An analysis Wednesday of a report on 2010 OECD education indicators by the Hankyoreh showed South Korea placing lowest among the 29 OECD members that submitted data in terms of the percentage of full-time registered students in 2007 and 2008 at state and public universities, including master‘s programs, with a total of just 22 percent.
Fourteen countries, including Denmark, Greece, Norway, and Canada, had 100 percent of enrolled students attending state or public universities and private universities described as “government-dependent,” meaning that 50 percent or more of their funding comes from the government. The percentage was greater than 50 percent in all countries except South Korea and Japan.
South Korea also placed near the bottom in terms of the percentage of public higher education expenditures coming from the government, with its 20.7 percent rate putting it second from last among the 26 countries that provided data. The country in last place was Chile, with 14.4 percent. Five countries, including Belgium, Finland, and Iceland, had more than 90 percent of public university education costs borne by the government, while the OECD average was 69.1 percent.
In contrast, South Korean ranked second in terms of the percentage of public university education costs paid for through household expenditures on tuition and other fees, at 52.8 percent. Once again, Chile placed highest with 79.2 percent.

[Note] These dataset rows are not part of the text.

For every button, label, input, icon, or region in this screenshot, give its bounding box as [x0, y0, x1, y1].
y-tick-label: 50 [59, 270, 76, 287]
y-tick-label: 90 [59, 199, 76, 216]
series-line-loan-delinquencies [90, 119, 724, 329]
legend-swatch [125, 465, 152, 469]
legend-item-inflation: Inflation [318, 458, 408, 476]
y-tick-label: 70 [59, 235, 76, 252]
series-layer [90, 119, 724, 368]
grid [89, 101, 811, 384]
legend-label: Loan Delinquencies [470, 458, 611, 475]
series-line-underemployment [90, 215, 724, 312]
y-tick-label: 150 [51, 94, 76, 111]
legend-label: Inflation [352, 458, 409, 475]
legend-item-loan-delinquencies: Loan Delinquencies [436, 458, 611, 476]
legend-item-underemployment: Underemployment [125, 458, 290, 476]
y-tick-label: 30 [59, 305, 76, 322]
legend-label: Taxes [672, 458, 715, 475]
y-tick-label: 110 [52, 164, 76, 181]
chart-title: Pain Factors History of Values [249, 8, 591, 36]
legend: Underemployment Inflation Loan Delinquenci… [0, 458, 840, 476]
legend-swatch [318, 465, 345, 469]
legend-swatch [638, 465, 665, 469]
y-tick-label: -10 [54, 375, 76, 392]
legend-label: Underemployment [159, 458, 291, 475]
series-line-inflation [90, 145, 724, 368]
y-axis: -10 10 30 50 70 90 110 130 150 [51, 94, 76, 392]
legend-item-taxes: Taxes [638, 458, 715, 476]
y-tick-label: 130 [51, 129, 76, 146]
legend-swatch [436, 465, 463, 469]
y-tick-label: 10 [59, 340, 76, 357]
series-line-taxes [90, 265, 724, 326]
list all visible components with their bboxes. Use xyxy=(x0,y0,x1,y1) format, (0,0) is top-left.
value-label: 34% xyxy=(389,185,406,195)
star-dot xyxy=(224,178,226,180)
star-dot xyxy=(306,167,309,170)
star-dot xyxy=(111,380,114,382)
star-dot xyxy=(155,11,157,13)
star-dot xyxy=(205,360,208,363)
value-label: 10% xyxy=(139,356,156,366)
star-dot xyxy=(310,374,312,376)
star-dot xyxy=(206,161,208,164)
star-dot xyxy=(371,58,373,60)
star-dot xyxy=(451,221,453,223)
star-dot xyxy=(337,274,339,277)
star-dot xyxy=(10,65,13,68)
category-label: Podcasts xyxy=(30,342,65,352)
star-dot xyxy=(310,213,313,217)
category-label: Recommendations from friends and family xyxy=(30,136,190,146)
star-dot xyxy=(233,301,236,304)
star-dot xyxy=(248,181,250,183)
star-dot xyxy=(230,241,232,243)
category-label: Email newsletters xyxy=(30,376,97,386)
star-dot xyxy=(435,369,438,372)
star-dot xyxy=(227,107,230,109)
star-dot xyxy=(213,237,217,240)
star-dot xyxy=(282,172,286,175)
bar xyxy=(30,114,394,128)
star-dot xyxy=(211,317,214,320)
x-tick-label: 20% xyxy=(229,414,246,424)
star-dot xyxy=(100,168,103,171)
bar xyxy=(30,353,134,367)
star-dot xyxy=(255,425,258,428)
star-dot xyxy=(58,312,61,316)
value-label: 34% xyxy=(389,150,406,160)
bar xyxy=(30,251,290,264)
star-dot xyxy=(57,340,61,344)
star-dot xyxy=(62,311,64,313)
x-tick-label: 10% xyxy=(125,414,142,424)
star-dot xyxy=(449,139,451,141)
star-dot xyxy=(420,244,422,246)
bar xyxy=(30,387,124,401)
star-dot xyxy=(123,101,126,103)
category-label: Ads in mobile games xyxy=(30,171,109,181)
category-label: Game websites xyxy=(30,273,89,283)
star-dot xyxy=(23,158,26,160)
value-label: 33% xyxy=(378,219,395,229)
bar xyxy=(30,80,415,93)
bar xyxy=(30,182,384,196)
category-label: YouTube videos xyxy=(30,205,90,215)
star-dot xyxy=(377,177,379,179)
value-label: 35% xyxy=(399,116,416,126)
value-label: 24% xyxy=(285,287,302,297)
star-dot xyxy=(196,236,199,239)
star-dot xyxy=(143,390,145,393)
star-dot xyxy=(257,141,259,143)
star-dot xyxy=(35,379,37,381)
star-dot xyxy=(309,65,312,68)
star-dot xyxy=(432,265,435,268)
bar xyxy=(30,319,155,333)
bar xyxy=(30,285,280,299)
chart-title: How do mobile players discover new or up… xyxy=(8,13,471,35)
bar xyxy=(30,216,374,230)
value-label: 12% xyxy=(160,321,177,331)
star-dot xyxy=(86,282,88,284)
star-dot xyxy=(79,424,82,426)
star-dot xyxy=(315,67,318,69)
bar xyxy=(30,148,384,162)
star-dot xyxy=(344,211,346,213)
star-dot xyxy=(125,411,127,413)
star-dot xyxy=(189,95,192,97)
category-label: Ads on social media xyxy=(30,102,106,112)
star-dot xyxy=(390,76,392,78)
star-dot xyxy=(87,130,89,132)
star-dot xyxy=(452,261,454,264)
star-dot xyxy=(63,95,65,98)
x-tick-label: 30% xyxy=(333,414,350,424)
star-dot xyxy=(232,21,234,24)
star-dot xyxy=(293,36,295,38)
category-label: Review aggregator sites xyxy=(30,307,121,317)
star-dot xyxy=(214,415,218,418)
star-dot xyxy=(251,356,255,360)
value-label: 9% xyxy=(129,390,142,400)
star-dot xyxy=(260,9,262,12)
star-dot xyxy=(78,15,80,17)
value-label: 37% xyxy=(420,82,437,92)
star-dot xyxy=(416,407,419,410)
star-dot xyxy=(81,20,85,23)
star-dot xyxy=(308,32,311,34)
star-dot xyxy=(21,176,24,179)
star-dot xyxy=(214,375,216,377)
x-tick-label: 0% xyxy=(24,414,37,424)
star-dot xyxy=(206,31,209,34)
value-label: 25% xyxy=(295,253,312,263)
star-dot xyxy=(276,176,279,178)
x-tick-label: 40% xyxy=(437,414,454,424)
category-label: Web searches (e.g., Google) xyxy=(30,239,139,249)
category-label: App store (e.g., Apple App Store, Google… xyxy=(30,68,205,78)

In the United States, which had the highest annual university tuition rates in 2009, the rate of household burden was just 34.2 percent.
At 1.9 percent, South Korea’s rate of private higher education burden relative to gross domestic product was nearly four times the OECD average of 0.5 percent.
Hwang Hui-ran, a researcher at the Korea Higher Education Research Institute, said, “The roots of the problem of lax and insular financial management by private universities lie in the failure to establish a system where the government takes responsibility for higher education with financial support, which is not the case in other OECD countries.”
“South Korea, too, needs to get away from a system centering on private universities and move to a system centered in universities for which the government takes responsibility,” Hwang said.